Saturday, June 9, 2012

paralysis

I missed the turn because of the tears, and thought there was a turn where there wasn't, so I waited at the intersection at the light in the turn lane with nowhere to turn, and cried. I cried because I felt my leg. I felt my leg on the break, and I realized 3000 miles away, she couldn't. 3000 miles away my mother's leg was numb, and it burned, the plaque intercepting her nerves from the feeling. I realized the plaque could grow until there was no feeling left and that she, just not it would be paralyzed.  I thought how many times we've used that word, misused that word, 'paralyzed'. "Unable to act, the absence of motion, of feeling".  Perhaps for a moment i have been unable to act just for a moment, a second, by fear, or guilt, or life, or just that feeling of not quite being in your skin. But i have never really been nothing, felt nothing. I feel too much, there has always been a something to feel; whether it be pain or fear or joy or even apathy.  I have never felt nothing. "Nothing, no motion. Frozen. No life, no heat. Dead. Numb."  There's nothing after that, no kick, no step, no freedom. Stuck.I thought of this as I waited I thought of her feeling nothing.
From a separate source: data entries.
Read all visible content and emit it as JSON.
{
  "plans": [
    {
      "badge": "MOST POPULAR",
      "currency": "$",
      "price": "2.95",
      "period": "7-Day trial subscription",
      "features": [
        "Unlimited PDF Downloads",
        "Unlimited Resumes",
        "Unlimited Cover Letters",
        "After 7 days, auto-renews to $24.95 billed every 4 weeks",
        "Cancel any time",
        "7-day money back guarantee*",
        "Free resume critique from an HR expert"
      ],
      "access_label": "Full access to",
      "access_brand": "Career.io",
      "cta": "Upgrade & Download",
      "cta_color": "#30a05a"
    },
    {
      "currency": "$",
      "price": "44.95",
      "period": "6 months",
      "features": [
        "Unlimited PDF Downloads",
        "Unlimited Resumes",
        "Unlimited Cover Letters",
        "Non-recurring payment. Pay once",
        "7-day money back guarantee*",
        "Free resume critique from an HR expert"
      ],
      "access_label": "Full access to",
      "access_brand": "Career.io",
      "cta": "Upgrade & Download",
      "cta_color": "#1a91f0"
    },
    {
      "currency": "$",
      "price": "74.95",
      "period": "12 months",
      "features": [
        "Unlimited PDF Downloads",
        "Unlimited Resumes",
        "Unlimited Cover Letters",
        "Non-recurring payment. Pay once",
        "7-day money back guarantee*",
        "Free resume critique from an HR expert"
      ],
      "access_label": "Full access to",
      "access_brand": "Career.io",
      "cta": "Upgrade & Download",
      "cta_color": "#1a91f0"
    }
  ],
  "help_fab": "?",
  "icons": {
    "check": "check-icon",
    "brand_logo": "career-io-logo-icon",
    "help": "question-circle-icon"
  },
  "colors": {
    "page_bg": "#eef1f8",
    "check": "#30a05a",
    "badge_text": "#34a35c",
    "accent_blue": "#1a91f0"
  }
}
It was a quick call, hours earlier. It was an after the fact conversation about emergency rooms and plaque, and a casual reference of not being able to move much less walk. A simple 'So this thing happened' like she was telling me about a minor bump in a parking lot. My mother mentions her illness with the casualty of  sharing going to a new restaurant. "So by the way I'm on IV's now".  There's a certain flair for the dramatic and self indulgence she's never had, so I inherited most of it for her. Since seven I've been feeling for her, but I couldn't feel this.

 Here I was, on the opposite coast, my foot on the break, my foot on the gas, in motion, mobile, a task I do mindlessly. Music purring through the speakers mindlessly. When I walk, steps I take mindlessly,  thoughts forming words mindlessly, these fingers I type mindlessly, ungratefully.  I can't be grateful after every step, every task ,because that gratefulness is too scary, the fragility is to scary.  The trust is too scary. The brain tells me to move and i move, I scratch my head, I squish my toes, I think to speak and before i can think it, it is done. But tonight maybe she can't, in weeks she might never,  so  I feel my foot on the gas, and turn. Not quite sure where I'm going, but I turn because I can.